Ripple announced its plans to take a 40% stake in Asian cross-border payments company Tranglo.
According to Ripple, since Tranglo’s inception, the payments firm had already processed over 20 million transactions that have totalled $4 billion in value. Based in Malaysia, Tranglo offers cross-border transactions in a faster, cheaper, and more secure manner.
Through the partnership, XRP will be used in the Southeast Asia region to facilitate cross-border payments in existing corridors and introduce new On-Demand Liquidity (ODL) ones. Per the General Manager of RippleNet at Ripple, Asheesh Birla:
“Tranglo’s robust payments infrastructure coupled with their unparalleled customer service and quality makes them an ideal partner to support our expansion of On-Demand Liquidity starting with the Southeast Asia region.”
Ripple aims to continue transforming cross-border transactions and make them faster, cheaper, and more secure with blockchain technology and its bridge currency XRP.

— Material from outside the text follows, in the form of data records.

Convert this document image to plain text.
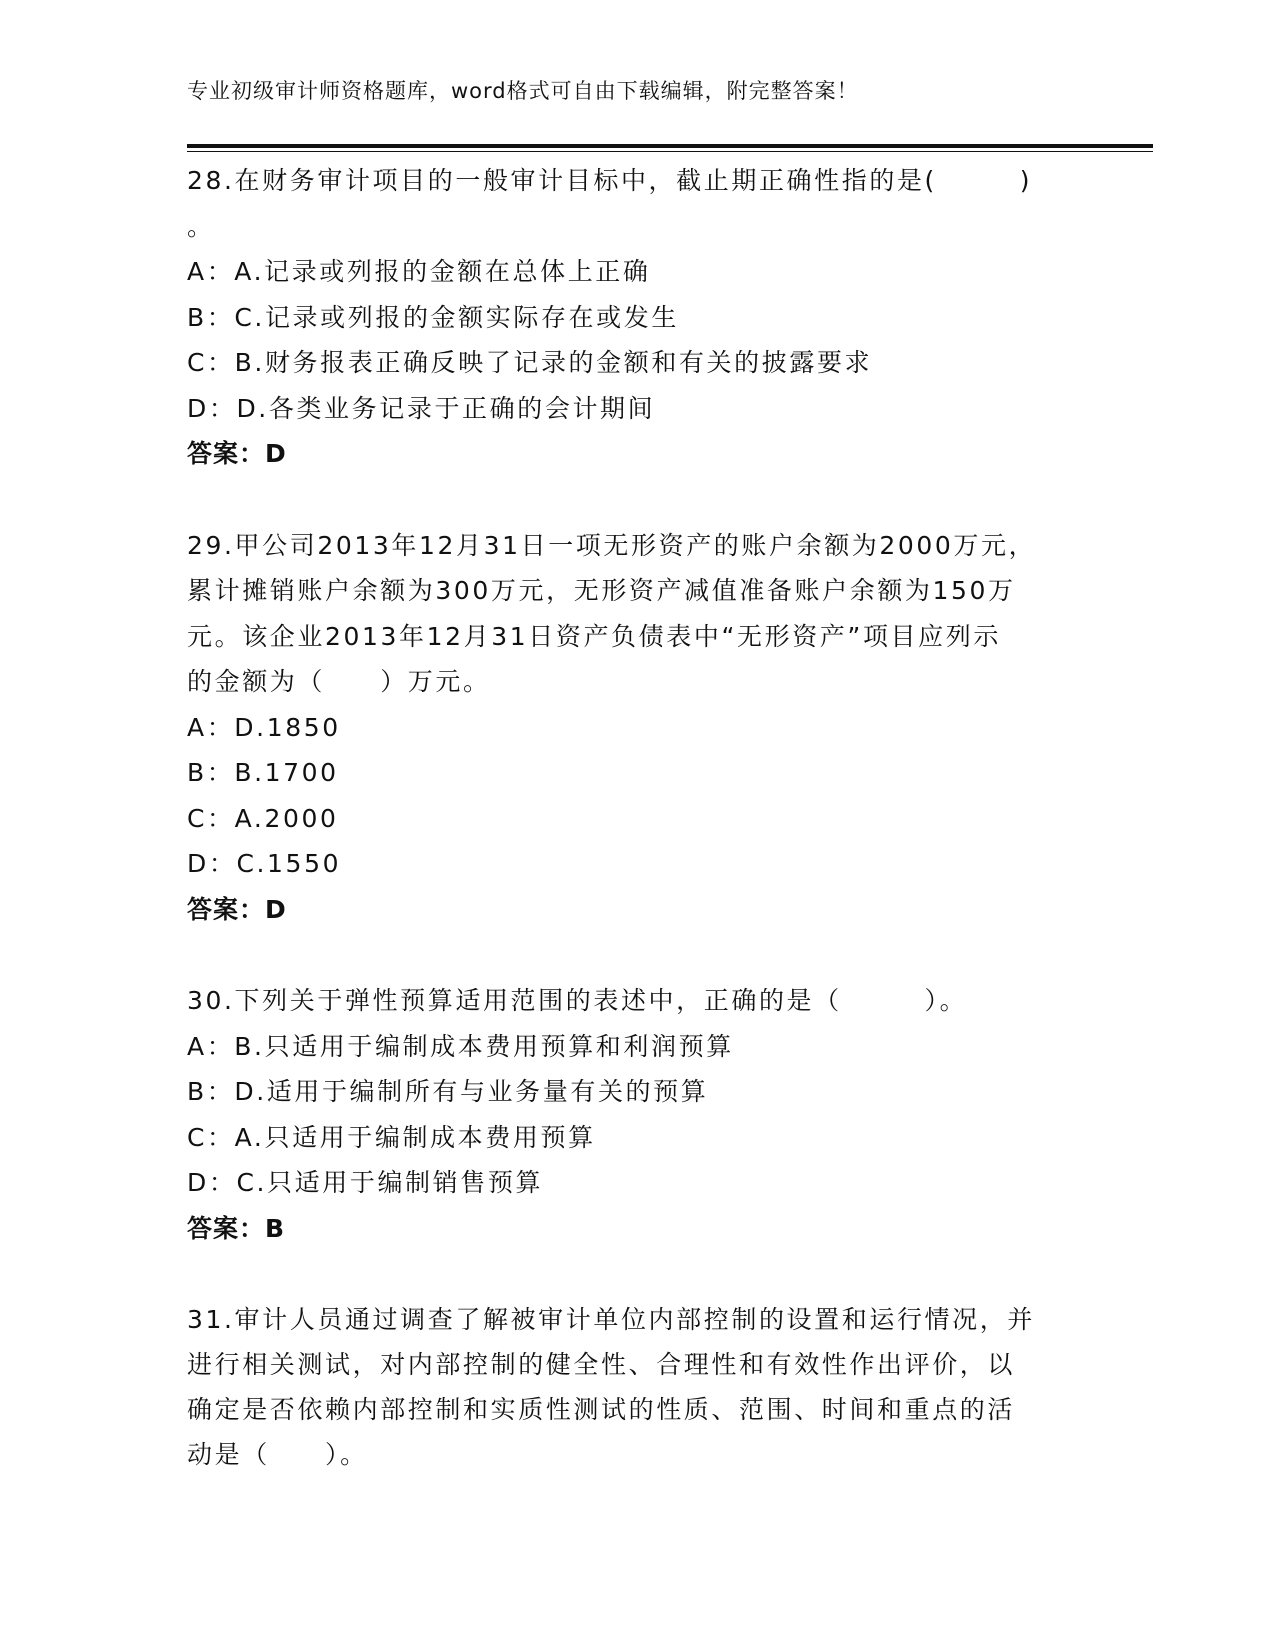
专业初级审计师资格题库，word格式可自由下载编辑，附完整答案！
28.在财务审计项目的一般审计目标中，截止期正确性指的是(　　　)
。
A：A.记录或列报的金额在总体上正确
B：C.记录或列报的金额实际存在或发生
C：B.财务报表正确反映了记录的金额和有关的披露要求
D：D.各类业务记录于正确的会计期间
答案：D
29.甲公司2013年12月31日一项无形资产的账户余额为2000万元，
累计摊销账户余额为300万元，无形资产减值准备账户余额为150万
元。该企业2013年12月31日资产负债表中“无形资产”项目应列示
的金额为（　　）万元。
A：D.1850
B：B.1700
C：A.2000
D：C.1550
答案：D
30.下列关于弹性预算适用范围的表述中，正确的是（　　　）。
A：B.只适用于编制成本费用预算和利润预算
B：D.适用于编制所有与业务量有关的预算
C：A.只适用于编制成本费用预算
D：C.只适用于编制销售预算
答案：B
31.审计人员通过调查了解被审计单位内部控制的设置和运行情况，并
进行相关测试，对内部控制的健全性、合理性和有效性作出评价，以
确定是否依赖内部控制和实质性测试的性质、范围、时间和重点的活
动是（　　）。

Just last week, Ripple tapped Brooks Entwistle, a former executive at Goldman Sachs and Uber, as Ripple’s managing director of Southeast Asia.
Ripple aims to help banks deploy CBDCs
Amid the lawsuit the fintech firm currently faces for XRP being an unregulated security in the US, Ripple’s operations have been thriving in the Asia Pacific region. The US Securities and Exchange Commission is suing Ripple for allegedly misleading investors with XRP, through the sale of “$1.3 billion in unregistered digital asset securities.”
According to Ripple’s CEO Brad Garlinghouse, the firm has signed at least 15 new customers since the lawsuit in December 2020. Additionally, the blockchain firm has been continuously seeking partnership opportunities with Central Banks across the world to explore central bank digital currencies (CBDC) more. Ripple hopes that XRP can be used as a bridge currency to support the direct exchange of CBDCs on XRP Ledger in the future.
At the beginning of the month, Ripple announced that it was testing out a private version of its XRP Ledger, which will be used to help central banks issue digital currencies.